Posts Tagged ‘Joy Sever’
My friend Joy Sever, another reputation addict, was just featured in the Wall Street Journal on her business, TellmeOmuse. The title of the article pulls you right in — Mythical Manhattan. I love her self-description on the web site: ” Joy Marie Sever first read Homer’s Odyssey in 2001. Nothing (and everything) has been the same since.” I might steal this for myself when people ask me how I discovered my love of “reputation.” In a way, I do say the same thing. I usually say that my love affair with “reputation” began when I first spied my first most admired companies feature.
“Ms. Sever, a social psychologist, doesn’t have an advanced degree in mythology or classics. She’s an inspired amateur, her passion growing out of reading Homer’s “Odyssey” around 2001. At the same time, she was doing research and helping to create measurement systems about corporate reputation, the results published in The Wall Street Journal. She started to see fascinating parallels between the Greeks and their gods’ obsessions with reputation and those of the Fortune 500 CEOs about whom she was researching.”
If you have an interest in mythology, the Odyssey or expanding your horizons, take a read.
Over the past few weeks, there have been several reputation rankings released. I am stunned by the proliferation of rankings on reputation. It is getting harder to keep track of whose ranking is whose and what’s behind the numbers. Whereas there used to only be one or two major reputation rankings, today there are scores. We (my team at Weber Shandwick) knows because we keep track of them every day in our database called Scoreboxx. We must have over 700 primetime corporate rankings that companies can compete on and receive recognition. These rankings fall into broad categories such as corporate responsibility, workplace, diversity, leadership, etc. Years ago, a company only had to worry about Fortune’s Most Admired Companies survey. Now you have to be on the alert for lists that give you a thumbs up or thumbs down.

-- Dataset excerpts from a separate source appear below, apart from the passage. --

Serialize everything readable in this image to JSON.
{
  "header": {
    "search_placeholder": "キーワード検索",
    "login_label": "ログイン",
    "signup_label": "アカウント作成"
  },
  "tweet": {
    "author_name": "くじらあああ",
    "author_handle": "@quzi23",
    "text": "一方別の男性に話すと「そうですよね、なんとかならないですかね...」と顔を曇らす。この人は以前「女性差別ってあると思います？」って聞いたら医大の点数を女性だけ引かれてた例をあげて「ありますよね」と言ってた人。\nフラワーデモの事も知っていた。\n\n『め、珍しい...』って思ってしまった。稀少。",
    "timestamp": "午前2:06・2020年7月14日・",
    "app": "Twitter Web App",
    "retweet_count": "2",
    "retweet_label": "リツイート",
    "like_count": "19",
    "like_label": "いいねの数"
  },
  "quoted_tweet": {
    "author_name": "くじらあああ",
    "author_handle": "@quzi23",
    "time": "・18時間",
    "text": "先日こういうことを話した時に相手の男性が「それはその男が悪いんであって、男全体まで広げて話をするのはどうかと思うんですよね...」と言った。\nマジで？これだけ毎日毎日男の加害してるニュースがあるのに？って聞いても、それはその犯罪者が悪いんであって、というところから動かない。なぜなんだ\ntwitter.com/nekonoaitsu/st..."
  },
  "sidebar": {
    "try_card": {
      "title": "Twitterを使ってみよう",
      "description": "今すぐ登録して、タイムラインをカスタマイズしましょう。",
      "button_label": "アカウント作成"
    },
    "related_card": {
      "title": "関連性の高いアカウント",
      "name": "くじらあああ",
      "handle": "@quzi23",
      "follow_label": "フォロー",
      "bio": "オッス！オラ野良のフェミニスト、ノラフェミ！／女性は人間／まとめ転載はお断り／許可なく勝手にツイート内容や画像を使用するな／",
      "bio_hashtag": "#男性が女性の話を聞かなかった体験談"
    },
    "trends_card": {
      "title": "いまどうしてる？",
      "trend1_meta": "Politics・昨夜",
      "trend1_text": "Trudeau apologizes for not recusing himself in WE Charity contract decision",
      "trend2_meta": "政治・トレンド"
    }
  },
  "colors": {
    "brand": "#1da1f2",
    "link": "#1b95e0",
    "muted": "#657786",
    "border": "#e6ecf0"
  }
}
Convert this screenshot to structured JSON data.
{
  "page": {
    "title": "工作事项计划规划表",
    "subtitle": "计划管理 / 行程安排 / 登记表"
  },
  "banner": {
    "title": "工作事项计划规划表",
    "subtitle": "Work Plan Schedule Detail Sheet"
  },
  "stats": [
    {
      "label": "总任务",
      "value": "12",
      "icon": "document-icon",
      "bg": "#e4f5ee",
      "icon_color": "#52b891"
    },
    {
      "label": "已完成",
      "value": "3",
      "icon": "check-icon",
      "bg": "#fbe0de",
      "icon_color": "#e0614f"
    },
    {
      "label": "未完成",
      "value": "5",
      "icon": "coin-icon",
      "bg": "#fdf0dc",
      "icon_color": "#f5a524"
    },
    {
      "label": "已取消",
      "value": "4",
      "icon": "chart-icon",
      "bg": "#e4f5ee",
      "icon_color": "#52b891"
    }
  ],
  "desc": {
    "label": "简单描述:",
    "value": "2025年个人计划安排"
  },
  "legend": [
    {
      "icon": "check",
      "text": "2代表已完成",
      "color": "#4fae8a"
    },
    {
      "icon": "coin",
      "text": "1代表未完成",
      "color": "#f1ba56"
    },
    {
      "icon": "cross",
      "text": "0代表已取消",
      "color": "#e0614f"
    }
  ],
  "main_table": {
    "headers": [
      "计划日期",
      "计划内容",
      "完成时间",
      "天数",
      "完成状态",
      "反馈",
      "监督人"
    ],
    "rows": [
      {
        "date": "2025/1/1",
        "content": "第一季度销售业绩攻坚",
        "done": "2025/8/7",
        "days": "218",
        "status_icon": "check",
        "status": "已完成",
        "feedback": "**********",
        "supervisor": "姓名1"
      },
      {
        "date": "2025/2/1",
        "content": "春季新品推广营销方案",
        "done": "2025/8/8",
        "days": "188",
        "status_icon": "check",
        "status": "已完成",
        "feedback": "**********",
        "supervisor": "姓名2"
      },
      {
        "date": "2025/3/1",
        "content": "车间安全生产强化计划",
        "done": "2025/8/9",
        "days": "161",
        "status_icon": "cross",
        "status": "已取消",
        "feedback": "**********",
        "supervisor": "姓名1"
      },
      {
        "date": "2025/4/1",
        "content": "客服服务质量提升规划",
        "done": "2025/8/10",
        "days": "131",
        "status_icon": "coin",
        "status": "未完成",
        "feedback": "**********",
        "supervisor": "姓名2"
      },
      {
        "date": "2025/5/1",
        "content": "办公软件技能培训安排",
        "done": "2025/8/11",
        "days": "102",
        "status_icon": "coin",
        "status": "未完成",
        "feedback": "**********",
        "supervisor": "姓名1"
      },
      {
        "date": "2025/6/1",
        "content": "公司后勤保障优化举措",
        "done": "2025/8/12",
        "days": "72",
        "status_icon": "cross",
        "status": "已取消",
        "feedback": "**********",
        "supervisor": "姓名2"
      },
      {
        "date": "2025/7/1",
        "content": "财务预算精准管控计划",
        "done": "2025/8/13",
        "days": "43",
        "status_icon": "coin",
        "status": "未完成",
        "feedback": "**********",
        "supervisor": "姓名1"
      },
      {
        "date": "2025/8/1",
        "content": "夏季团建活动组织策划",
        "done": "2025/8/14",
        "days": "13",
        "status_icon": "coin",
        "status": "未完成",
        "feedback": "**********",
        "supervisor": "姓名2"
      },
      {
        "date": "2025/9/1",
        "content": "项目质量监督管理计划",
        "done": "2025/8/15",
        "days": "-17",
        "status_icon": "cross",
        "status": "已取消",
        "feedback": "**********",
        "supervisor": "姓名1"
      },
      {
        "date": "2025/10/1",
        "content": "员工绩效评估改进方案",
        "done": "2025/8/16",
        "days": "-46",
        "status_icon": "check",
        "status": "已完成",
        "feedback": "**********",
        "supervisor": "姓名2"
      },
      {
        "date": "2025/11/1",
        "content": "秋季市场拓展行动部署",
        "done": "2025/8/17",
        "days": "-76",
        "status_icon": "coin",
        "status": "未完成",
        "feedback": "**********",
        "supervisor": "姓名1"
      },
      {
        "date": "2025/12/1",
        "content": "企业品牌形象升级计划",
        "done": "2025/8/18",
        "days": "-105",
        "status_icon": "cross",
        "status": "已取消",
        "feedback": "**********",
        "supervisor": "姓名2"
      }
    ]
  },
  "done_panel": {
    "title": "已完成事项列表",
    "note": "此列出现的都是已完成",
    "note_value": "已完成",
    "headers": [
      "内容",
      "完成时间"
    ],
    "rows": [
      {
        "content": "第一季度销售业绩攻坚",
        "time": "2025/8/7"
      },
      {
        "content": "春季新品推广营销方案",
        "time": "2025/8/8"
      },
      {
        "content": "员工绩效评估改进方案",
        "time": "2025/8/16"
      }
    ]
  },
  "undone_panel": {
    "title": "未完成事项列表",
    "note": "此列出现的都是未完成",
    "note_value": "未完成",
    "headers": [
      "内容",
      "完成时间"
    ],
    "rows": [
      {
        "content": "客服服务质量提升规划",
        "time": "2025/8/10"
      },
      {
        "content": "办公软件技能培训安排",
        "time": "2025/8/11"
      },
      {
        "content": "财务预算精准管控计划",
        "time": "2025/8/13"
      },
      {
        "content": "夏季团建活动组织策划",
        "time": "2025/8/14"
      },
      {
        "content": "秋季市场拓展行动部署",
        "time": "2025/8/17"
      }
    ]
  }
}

In the past few weeks, we have seen the release of Harris Interactive’s Reputation Quotient, Reputation Institute’s Pulse Survey and Millward Brown’s Global Brands (BrandZ). All good and “reputable” lists. However, they are all coming out at about the same time and comingling in people’s minds. Years ago when I was at Fortune, we conducted a landmark survey about business readership of business magazines. A few years later, Forbes conducted their own readership survey of business magazines with a twist that confused the marketplace. The two surveys were similar but because many people still confused Fortune and Forbes, Fortune’s competitive advantage was weakened.
My reputation advocate friend Joy Sever is right when she says that all these lists are diluting one another because most people do not understand the differences between them and how the data are gathered. She was right to also say that pretty soon it will all be about the reputation of the reputation rankings. It seems like that has already begun.
The most important way to measure reputation is to take these reputation rankings into account but focus primarily on your own customized research that drills down into your most important stakeholders’ perceptions and most critical reputation dimensions. By tracking your own company reputation vs. competitors over time, reputation-building has its best shot.